Strage di Castel d'Azzano, Maria Luisa Ramponi dimessa dall'ospedale: sarà trasferita in carcere
Maria Luisa Ramponi esce dall'ospedale, sarà trasferita al carcere di Montorio: è accusata della strage di Castel d’Azzano in cui sono morti 3 Carabinieri.
VERONA – Dopo alcuni giorni trascorsi in ospedale per curare le ustioni riportate nell’esplosione del casolare di Castel d’Azzano, Maria Luisa Ramponi sarà trasferita nel carcere di Montorio, dove proseguirà le cure nell’infermeria interna. Considerata dagli inquirenti la figura centrale nella dinamica che, secondo le accuse, avrebbe portato alla morte di tre Carabinieri e al ferimento di ventisette persone, la donna verrà interrogata appena raggiungerà la sua cella.
Il trasferimento a Montorio e il ruolo della donna nell’inchiesta
Gli investigatori ritengono che sia stata la Ramponi ad azionare il meccanismo esplosivo all’interno del casolare il 14 ottobre, causando la deflagrazione che ha raso al suolo l’edificio. Nel penitenziario veronese ritroverà i fratelli Dino e Franco, già detenuti in celle separate e con il divieto assoluto di comunicare.

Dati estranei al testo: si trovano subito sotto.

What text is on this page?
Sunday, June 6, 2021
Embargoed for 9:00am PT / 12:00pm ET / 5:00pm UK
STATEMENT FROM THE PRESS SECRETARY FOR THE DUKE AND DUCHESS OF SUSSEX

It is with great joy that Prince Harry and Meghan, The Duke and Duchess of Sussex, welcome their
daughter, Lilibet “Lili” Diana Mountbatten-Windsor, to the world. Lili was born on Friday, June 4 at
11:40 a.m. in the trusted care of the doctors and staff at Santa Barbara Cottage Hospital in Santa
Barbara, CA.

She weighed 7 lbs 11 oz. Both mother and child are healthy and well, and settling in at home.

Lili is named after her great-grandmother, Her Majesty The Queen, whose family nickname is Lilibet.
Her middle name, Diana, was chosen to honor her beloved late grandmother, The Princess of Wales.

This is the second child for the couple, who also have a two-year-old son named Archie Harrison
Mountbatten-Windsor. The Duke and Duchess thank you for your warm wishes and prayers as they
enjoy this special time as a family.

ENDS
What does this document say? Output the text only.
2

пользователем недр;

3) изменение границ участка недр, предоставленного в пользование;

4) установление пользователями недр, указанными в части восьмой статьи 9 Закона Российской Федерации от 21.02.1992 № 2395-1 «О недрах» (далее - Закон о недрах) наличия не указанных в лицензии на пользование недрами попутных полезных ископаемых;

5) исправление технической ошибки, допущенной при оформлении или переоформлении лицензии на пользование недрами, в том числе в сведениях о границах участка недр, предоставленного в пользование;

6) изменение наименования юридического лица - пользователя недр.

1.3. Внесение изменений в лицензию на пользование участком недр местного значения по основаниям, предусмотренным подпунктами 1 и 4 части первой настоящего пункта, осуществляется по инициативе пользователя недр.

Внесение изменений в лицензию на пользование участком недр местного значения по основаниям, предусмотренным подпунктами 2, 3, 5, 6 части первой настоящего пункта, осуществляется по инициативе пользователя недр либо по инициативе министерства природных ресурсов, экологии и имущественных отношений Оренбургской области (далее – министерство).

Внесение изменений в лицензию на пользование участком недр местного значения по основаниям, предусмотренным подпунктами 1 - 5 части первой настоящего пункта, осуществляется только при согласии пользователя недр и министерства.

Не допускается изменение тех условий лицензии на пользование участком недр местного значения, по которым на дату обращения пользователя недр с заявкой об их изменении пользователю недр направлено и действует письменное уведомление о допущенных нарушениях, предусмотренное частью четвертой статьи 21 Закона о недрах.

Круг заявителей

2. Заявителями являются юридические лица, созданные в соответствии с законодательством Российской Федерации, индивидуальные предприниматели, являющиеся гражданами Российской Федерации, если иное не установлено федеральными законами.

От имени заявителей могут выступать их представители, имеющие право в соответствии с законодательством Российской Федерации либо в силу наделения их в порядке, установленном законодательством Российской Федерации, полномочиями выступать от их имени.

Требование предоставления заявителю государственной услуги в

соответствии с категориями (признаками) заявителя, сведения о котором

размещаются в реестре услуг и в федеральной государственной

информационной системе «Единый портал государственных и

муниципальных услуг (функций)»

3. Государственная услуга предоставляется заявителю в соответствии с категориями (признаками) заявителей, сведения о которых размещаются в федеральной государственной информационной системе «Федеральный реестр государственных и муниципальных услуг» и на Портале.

Le ferite riportate nell’esplosione richiedono ancora cure costanti: proprio per questo motivo la donna sarà inizialmente affidata all’infermeria del carcere, dove proseguirà le medicazioni.
Le strategie difensive dei fratelli Ramponi
I due fratelli, già ascoltati dai magistrati, hanno scelto di non rispondere alle domande, mentre i rispettivi legali stanno tentando di ridimensionare la loro posizione, sostenendo che entrambi non si trovavano in casa al momento della deflagrazione. L’obiettivo della difesa è allentare il quadro accusatorio e ridurre il grado di coinvolgimento nella vicenda.
Gli inquirenti, però, sottolineano che i rilievi tecnici e gli elementi raccolti nelle settimane precedenti alla strage mostrerebbero un quadro diverso. In particolare, circa venti giorni prima, i due avrebbero minacciato i carabinieri dicendo: «Ci faremo trovare pronti quando tornerete».
L’accusa: strage per la morte dei tre carabinieri
Il blitz del 14 ottobre era scattato dopo che la Procura aveva ricevuto segnalazioni e immagini raccolte da droni, che documentavano la presenza di materiale esplosivo nell’abitazione e persino sul tetto. La deflagrazione ha causato la morte dei carabinieri Marco Piffari, Valerio Daprà e Davide Bernardello, impegnati nell’operazione.
Oltre all’accusa di strage, i fratelli Ramponi devono rispondere anche di danneggiamenti nei confronti dei vicini di casa, che potrebbero avviare richieste di risarcimento. Il contesto familiare è segnato da una situazione di forte indigenza: i tre vivevano senza luce, gas e acqua, in condizioni di profondo degrado.
Un’indagine complessa e in continua evoluzione
Con il trasferimento di Maria Luisa Ramponi in carcere, l’inchiesta entra ora in una fase cruciale. Il suo interrogatorio potrebbe chiarire la dinamica dell’esplosione e il ruolo di ciascuno dei tre imputati, contribuendo a definire con maggiore precisione le responsabilità nella tragedia che ha scosso l’intera comunità veronese.